Not likely, Bozza emphasizes. “We’re set up differently,” he explains. “Every vessel that comes into our terminals has two pilots, a harbor pilot and a docking pilot, and at least two tugboats. A ship the size of the MV Dali would have four [tugboats] on it.”

NY/NJ also is one of 12 U.S. ports that has a U.S. Coast Guard-operated vessel traffic service controlling transit through the harbor. Additionally, the footings that support the Bayonne Bridge, which spans the harbor’s entrance, are outside the navigation channel, Bozza explains. “The port is naturally a shallow harbor, so when you dredge [the channel] down to 50 feet, a vessel is not going to be able to get near the support structures. It would run aground first.”

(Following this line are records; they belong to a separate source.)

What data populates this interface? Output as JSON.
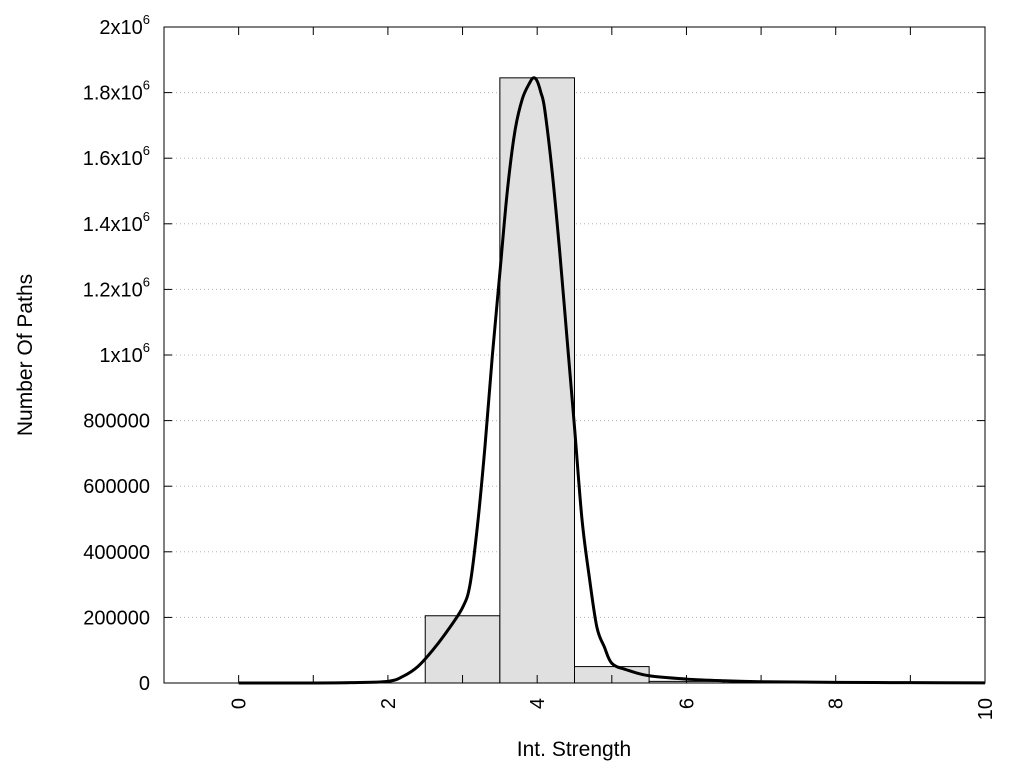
{
  "chart_data": {
    "type": "bar",
    "xlabel": "Int. Strength",
    "ylabel": "Number Of Paths",
    "xlim": [
      -1,
      10
    ],
    "ylim": [
      0,
      2000000
    ],
    "x_ticks": [
      {
        "value": 0,
        "label": "0"
      },
      {
        "value": 2,
        "label": "2"
      },
      {
        "value": 4,
        "label": "4"
      },
      {
        "value": 6,
        "label": "6"
      },
      {
        "value": 8,
        "label": "8"
      },
      {
        "value": 10,
        "label": "10"
      }
    ],
    "y_ticks": [
      {
        "value": 0,
        "label": "0",
        "exp": ""
      },
      {
        "value": 200000,
        "label": "200000",
        "exp": ""
      },
      {
        "value": 400000,
        "label": "400000",
        "exp": ""
      },
      {
        "value": 600000,
        "label": "600000",
        "exp": ""
      },
      {
        "value": 800000,
        "label": "800000",
        "exp": ""
      },
      {
        "value": 1000000,
        "label": "1x10",
        "exp": "6"
      },
      {
        "value": 1200000,
        "label": "1.2x10",
        "exp": "6"
      },
      {
        "value": 1400000,
        "label": "1.4x10",
        "exp": "6"
      },
      {
        "value": 1600000,
        "label": "1.6x10",
        "exp": "6"
      },
      {
        "value": 1800000,
        "label": "1.8x10",
        "exp": "6"
      },
      {
        "value": 2000000,
        "label": "2x10",
        "exp": "6"
      }
    ],
    "grid": "horizontal dotted",
    "bars": [
      {
        "x_start": 2.5,
        "x_end": 3.5,
        "value": 205000
      },
      {
        "x_start": 3.5,
        "x_end": 4.5,
        "value": 1845000
      },
      {
        "x_start": 4.5,
        "x_end": 5.5,
        "value": 50000
      },
      {
        "x_start": 5.5,
        "x_end": 6.5,
        "value": 5000
      }
    ],
    "curve": {
      "x": [
        0,
        1,
        1.5,
        2,
        2.2,
        2.4,
        2.6,
        2.8,
        3.0,
        3.1,
        3.2,
        3.3,
        3.4,
        3.5,
        3.6,
        3.7,
        3.8,
        3.9,
        3.95,
        4.0,
        4.05,
        4.1,
        4.2,
        4.3,
        4.4,
        4.5,
        4.6,
        4.7,
        4.8,
        4.9,
        5.0,
        5.2,
        5.5,
        6.0,
        6.5,
        7.0,
        8.0,
        9.0,
        10.0
      ],
      "y": [
        0,
        0,
        1000,
        5000,
        20000,
        50000,
        100000,
        160000,
        230000,
        300000,
        480000,
        720000,
        1000000,
        1250000,
        1500000,
        1680000,
        1780000,
        1830000,
        1845000,
        1835000,
        1800000,
        1750000,
        1560000,
        1320000,
        1050000,
        780000,
        500000,
        320000,
        170000,
        110000,
        60000,
        40000,
        22000,
        12000,
        7000,
        4000,
        2000,
        1000,
        500
      ]
    }
  }
}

What’s top of mind with the port’s stakeholders today? “They’re asking about the labor situation. They want some clarity on that and what to expect,” Bozza says, pointing out that while the port isn’t at the negotiating table, it is hoping for a quick resolution. The current contract expires Sept. 30.

 WE’VE GOTTEN A LOT SMARTER”

On the U.S. West Coast, Port of Los Angeles Executive Director Gene Seroka says the port is running at about 75% of capacity and is well prepared to handle any surge in cargoes should East Coast labor matters cause diversion, and as congestion issues in Asia continue to diminish. 

Pointing to lessons learned during the pandemic, Seroka says, “We’ve all gotten a lot smarter,” citing growing use of LA’s Port Optimizer tech platform as one example. Launched in 2017, Port Optimizer is a free real-time data portal that offers stakeholders visibility of cargo up to 40 days out, which helps with planning.

He expects a bump in port volumes as summer moves into fall and says he “feels good” about the port’s current performance metrics. Ships are being worked quickly and efficiently, and “rail dwell is just a bit over three days, which is better than before Covid,” he adds.

And while the Mideast conflict hasn’t significantly impacted the Port of Los Angeles, Seroka says shippers are telling him the conflict is causing them to modify their ordering and supply chain timelines given that routings out of Asia have 10 to 14 days more transit time. “A voyage that starts in North Asia [previously] had a 75-day trip. Today, that’s pushing more than 90 days.” Those longer transit strings mean ships burn about a million dollars more in fuel per vessel voyage, he notes. 

“New build capacity coming out of shipyards was thought to be a concern,” Seroka adds. “It has worked out to be just the opposite because so many of the new-build ships were put into service on these longer strings.”

Overall, shippers are telling him the new routings have led to an uneven cadence of arrivals, “so there is more ship bunching because of schedule irregularities,” he notes.

What keeps port operators up at night?

“Nothing really keeps me up; I tend to be rather centered,” says Mario Cordero, chief executive officer of the Port of Long Beach. “If I had to pick something, it would be the whole question of uncertainty, how we address and respond to unexpected supply chain disruptions,” he says, adding that the Covid experience provided many valuable lessons. 

“Shippers want certainty. Time is money. From a port perspective, we want to provide fluid cargo movement, consistency, and velocity—not volatility,” Cordero emphasizes. “That’s our focus, and we want to make sure that every day, we are checking the boxes and doing the work in those areas that need attention to ensure reliable scheduling, movement, and cargo availability.”